Some Ugandan LGBTI refugees and asylum seekers feel comfortable telling their secrets to Makerere University’s Dr. Stella Nyanzi of the Makerere Institute of Social Research (MISR), who they simply call Mama Stella. Dr. Nyanzi doesn’t tell me the secrets the escapees have deposited but she paints me a two-hour picture. She says, simply, that here are human beings trying to make the best out of the situation in which they have found themselves. Some have even invited her to sleep on their couches if she visits the countries in which they hope to be resettled. They might not even own couches in Kampala, she says, but their hope is that one day they will – in their new lives.
Dr.
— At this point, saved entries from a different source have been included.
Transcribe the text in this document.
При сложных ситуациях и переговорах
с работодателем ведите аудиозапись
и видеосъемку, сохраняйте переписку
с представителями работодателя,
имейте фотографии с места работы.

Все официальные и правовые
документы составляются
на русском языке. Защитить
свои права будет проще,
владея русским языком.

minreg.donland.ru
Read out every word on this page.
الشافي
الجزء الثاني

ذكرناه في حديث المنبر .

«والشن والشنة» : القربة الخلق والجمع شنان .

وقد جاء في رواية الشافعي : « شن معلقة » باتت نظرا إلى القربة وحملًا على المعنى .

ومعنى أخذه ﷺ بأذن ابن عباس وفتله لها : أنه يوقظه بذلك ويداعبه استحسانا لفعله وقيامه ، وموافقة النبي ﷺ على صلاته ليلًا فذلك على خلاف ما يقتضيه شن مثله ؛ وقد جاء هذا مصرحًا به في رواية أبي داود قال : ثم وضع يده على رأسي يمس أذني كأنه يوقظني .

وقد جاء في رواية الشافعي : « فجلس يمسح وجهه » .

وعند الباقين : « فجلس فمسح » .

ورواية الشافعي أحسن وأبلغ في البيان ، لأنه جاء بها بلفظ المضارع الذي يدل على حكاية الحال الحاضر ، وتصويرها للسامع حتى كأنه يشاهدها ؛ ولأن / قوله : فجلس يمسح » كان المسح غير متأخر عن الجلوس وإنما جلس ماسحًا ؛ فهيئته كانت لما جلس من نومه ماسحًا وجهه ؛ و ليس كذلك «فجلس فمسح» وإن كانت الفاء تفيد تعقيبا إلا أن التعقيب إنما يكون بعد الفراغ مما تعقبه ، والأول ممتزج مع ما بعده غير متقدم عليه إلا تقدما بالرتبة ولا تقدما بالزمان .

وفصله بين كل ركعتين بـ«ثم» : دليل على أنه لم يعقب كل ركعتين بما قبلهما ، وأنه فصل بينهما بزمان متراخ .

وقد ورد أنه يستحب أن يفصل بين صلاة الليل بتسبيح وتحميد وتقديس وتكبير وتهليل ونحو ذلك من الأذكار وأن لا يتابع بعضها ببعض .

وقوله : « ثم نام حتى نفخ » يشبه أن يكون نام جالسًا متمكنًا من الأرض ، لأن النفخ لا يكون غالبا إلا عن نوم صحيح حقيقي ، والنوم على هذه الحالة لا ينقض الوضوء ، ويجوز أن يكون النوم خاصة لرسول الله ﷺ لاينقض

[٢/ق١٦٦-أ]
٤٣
Nyanzi says things get tough, especially for transgender women. They tell her they want to go to the market and buy a skirt, but this is impossible to do in Kenya because how do you even try on the skirt? So they do it when they sneak back into Uganda. In Uganda they know their way around. Similarly, they will sneak back to Uganda to try and find work because making a living in Kenya is harder for them than in Kampala – or because the food they can afford in Kenya is terrible. Sometimes, she says, having that skirt can mean feeling dignified. These are the little details that get overlooked.
In the meantime, the Ugandans remain holed up in the slums of Nairobi, where they live illegally. The Kenyan government recently ordered all urban refugees to relocate to refugee camps due to the suspicion that Somali refugees were harbouring members of Al Shabaab. UNHCR says this creates a precarious security situation in which it is very difficult to provide protection to the over 52,000 refugees and asylum seekers currently residing in Nairobi.
On the morning of 19 April 2015 the world woke up to news of the death at sea of over 700 Africans whose vessel capsized off the Libyan coast. They were on their way to Europe. The House of Kongo, as @MvembaDizolele calls himself on Twitter, asked, “How do you face the Mediterranean and still decide to forge ahead?” #Africa was his hashtag of choice.
One might ask the same of the Ugandans.
Why do they live in deplorable conditions in refugee camps knowing resettlement isn’t guaranteed, or that if it comes it might take up to three years? Why do they squeeze into cubicles in Nairobi slums, hoping for survival money when there are no guarantees it will come? Why do they choose to face their particular Mediterranean?
To these and other questions, I never found any one consistent answer.
[1] Data provided by Eva Camps, Senior Protection Officer at UNHCR Nairobi.